DoorDash CEO Tony Xu in San Francisco on Oct. 7, 2022.David Paul Morris/Bloomberg/Getty ImagesDoorDash beat Wall Street twice on Wednesday, reporting second-quarter revenue and a third quarter forecast that rose above analysts’ estimates.
The San Francisco delivery company
reported Q2 revenue of $3.28 billion, up 25% from the same period a year ago and well above consensus estimates of $3.16 billion.
It also reported a 20% increase in total orders and Q3 gross merchandise value—the total dollar value of orders placed through the DoorDash platform—of about $24.5 billion, topping analyst estimates of $23.7 billion.
DoorDash shares reached $280 in after-hours trading, up from $258 at market close. The company’s shares started the year at $170.
It is clear that the 12-year-old company
has dominated the restaurant delivery wars in the U.S. over Uber Eats and Grubhub, owning somewhere around two-thirds of the market thanks in part to its prescient move into the suburbs that was supercharged by COVID-19 lockdowns.
But if you look at DoorDash’s investment and M&A activity this year, you’ll see signs of a much grander ambition beyond restaurant delivery in the U.S.

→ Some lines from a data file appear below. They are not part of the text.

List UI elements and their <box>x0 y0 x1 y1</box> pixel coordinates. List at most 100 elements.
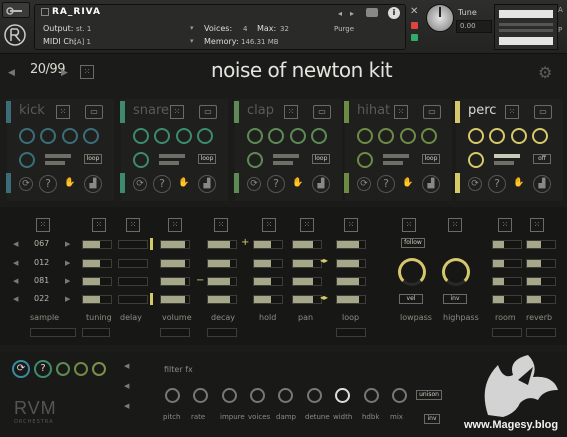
fx-knob[interactable] <box>278 388 293 403</box>
row-next-icon[interactable]: ▶ <box>65 295 70 303</box>
strip-lp-knob[interactable] <box>62 128 78 144</box>
strip-env-knob[interactable] <box>357 128 373 144</box>
pan-slider[interactable] <box>499 37 553 45</box>
mixer-value-slot[interactable] <box>336 240 366 249</box>
mixer-value-slot[interactable] <box>253 277 283 286</box>
mixer-value-slot[interactable] <box>292 240 322 249</box>
mixer-value-slot[interactable] <box>492 259 522 268</box>
mixer-value-slot[interactable] <box>118 240 148 249</box>
fx-knob[interactable] <box>392 388 407 403</box>
mixer-value-slot[interactable] <box>336 277 366 286</box>
column-randomize-icon[interactable]: ⁙ <box>126 218 140 232</box>
strip-menu-icon[interactable]: ▭ <box>199 105 217 119</box>
strip-hand-icon[interactable]: ✋ <box>401 177 415 191</box>
mixer-value-slot[interactable] <box>292 295 322 304</box>
mixer-value-slot[interactable] <box>526 259 556 268</box>
mixer-value-slot[interactable] <box>160 240 190 249</box>
strip-velocity-icon[interactable]: ▟ <box>422 175 440 193</box>
mixer-value-slot[interactable] <box>292 259 322 268</box>
fx-knob[interactable] <box>335 388 350 403</box>
midi-dropdown-icon[interactable]: ▾ <box>190 37 194 45</box>
strip-random-icon[interactable]: ? <box>377 175 395 193</box>
strip-random-icon[interactable]: ? <box>267 175 285 193</box>
strip-menu-icon[interactable]: ▭ <box>423 105 441 119</box>
row-next-icon[interactable]: ▶ <box>65 277 70 285</box>
copy-icon[interactable] <box>74 362 88 376</box>
strip-hp-knob[interactable] <box>378 128 394 144</box>
strip-randomize-icon[interactable]: ⁙ <box>284 105 298 119</box>
strip-random-icon[interactable]: ? <box>39 175 57 193</box>
mixer-value-slot[interactable] <box>207 259 237 268</box>
prev-preset-icon[interactable]: ◀ <box>8 68 15 78</box>
invert-button[interactable]: inv <box>443 294 467 304</box>
prev-instrument-icon[interactable]: ◂ <box>338 9 342 18</box>
strip-env-knob[interactable] <box>247 128 263 144</box>
mixer-value-slot[interactable] <box>160 259 190 268</box>
wrench-icon[interactable] <box>2 2 30 18</box>
strip-menu-icon[interactable]: ▭ <box>313 105 331 119</box>
strip-loop-icon[interactable]: ⟳ <box>357 177 371 191</box>
fx-inv-button[interactable]: inv <box>424 414 440 424</box>
strip-env-knob[interactable] <box>19 128 35 144</box>
plus-icon[interactable]: + <box>241 237 249 248</box>
camera-icon[interactable] <box>366 8 378 17</box>
row-next-icon[interactable]: ▶ <box>65 259 70 267</box>
strip-randomize-icon[interactable]: ⁙ <box>56 105 70 119</box>
link-icon[interactable]: ◂▸ <box>320 293 328 302</box>
instrument-name[interactable]: RA_RIVA <box>52 7 101 17</box>
mute-icon[interactable] <box>411 34 418 41</box>
midi-channel-value[interactable]: [A] 1 <box>74 38 91 46</box>
strip-hand-icon[interactable]: ✋ <box>512 177 526 191</box>
strip-name[interactable]: perc <box>468 103 496 118</box>
strip-randomize-icon[interactable]: ⁙ <box>170 105 184 119</box>
paste-icon[interactable] <box>92 362 106 376</box>
row-prev-icon[interactable]: ◀ <box>13 277 18 285</box>
strip-lp-knob[interactable] <box>290 128 306 144</box>
strip-hand-icon[interactable]: ✋ <box>291 177 305 191</box>
max-voices-value[interactable]: 32 <box>280 25 289 33</box>
purge-dropdown[interactable]: Purge <box>334 25 354 33</box>
mixer-value-slot[interactable] <box>492 295 522 304</box>
fx-knob[interactable] <box>193 388 208 403</box>
mixer-value-slot[interactable] <box>253 240 283 249</box>
volume-slider[interactable] <box>499 10 553 18</box>
row-next-icon[interactable]: ▶ <box>65 240 70 248</box>
mixer-value-slot[interactable] <box>207 240 237 249</box>
mixer-value-slot[interactable] <box>336 259 366 268</box>
mixer-value-slot[interactable] <box>526 240 556 249</box>
expand-icon[interactable] <box>41 8 49 16</box>
strip-hp-knob[interactable] <box>40 128 56 144</box>
output-value[interactable]: st. 1 <box>76 25 91 33</box>
fx-knob[interactable] <box>364 388 379 403</box>
strip-lp-knob[interactable] <box>176 128 192 144</box>
close-icon[interactable]: ✕ <box>410 6 418 17</box>
mixer-value-slot[interactable] <box>253 295 283 304</box>
strip-env-knob[interactable] <box>468 128 484 144</box>
strip-lp-knob[interactable] <box>400 128 416 144</box>
sample-number[interactable]: 012 <box>34 258 49 267</box>
sample-number[interactable]: 081 <box>34 276 49 285</box>
strip-mode-button[interactable]: loop <box>312 154 330 164</box>
row-prev-icon[interactable]: ◀ <box>13 295 18 303</box>
column-slider[interactable] <box>336 328 366 337</box>
column-slider[interactable] <box>160 328 190 337</box>
fx-knob[interactable] <box>250 388 265 403</box>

In May, the company announced a nearly $4 billion deal for Deliveroo (which gives DoorDash a top-three meal delivery business in the U.K.) and a $1.2 billion deal for the hospitality software company SevenRooms (which makes software to help restaurants, hotels, and other hospitality businesses manage bookings).
Meanwhile DoorDash has continued to aggressively go after other types of consumer spending, signing delivery partnerships with retailers big and small across grocery, pharmacy, pet, sporting goods, and alcohol categories.
Despite a market cap above $100 billion, the company still has potential for considerable growth within its core business of restaurant delivery in markets around the world. Time will tell if the company’s ambitious vision proves prescient.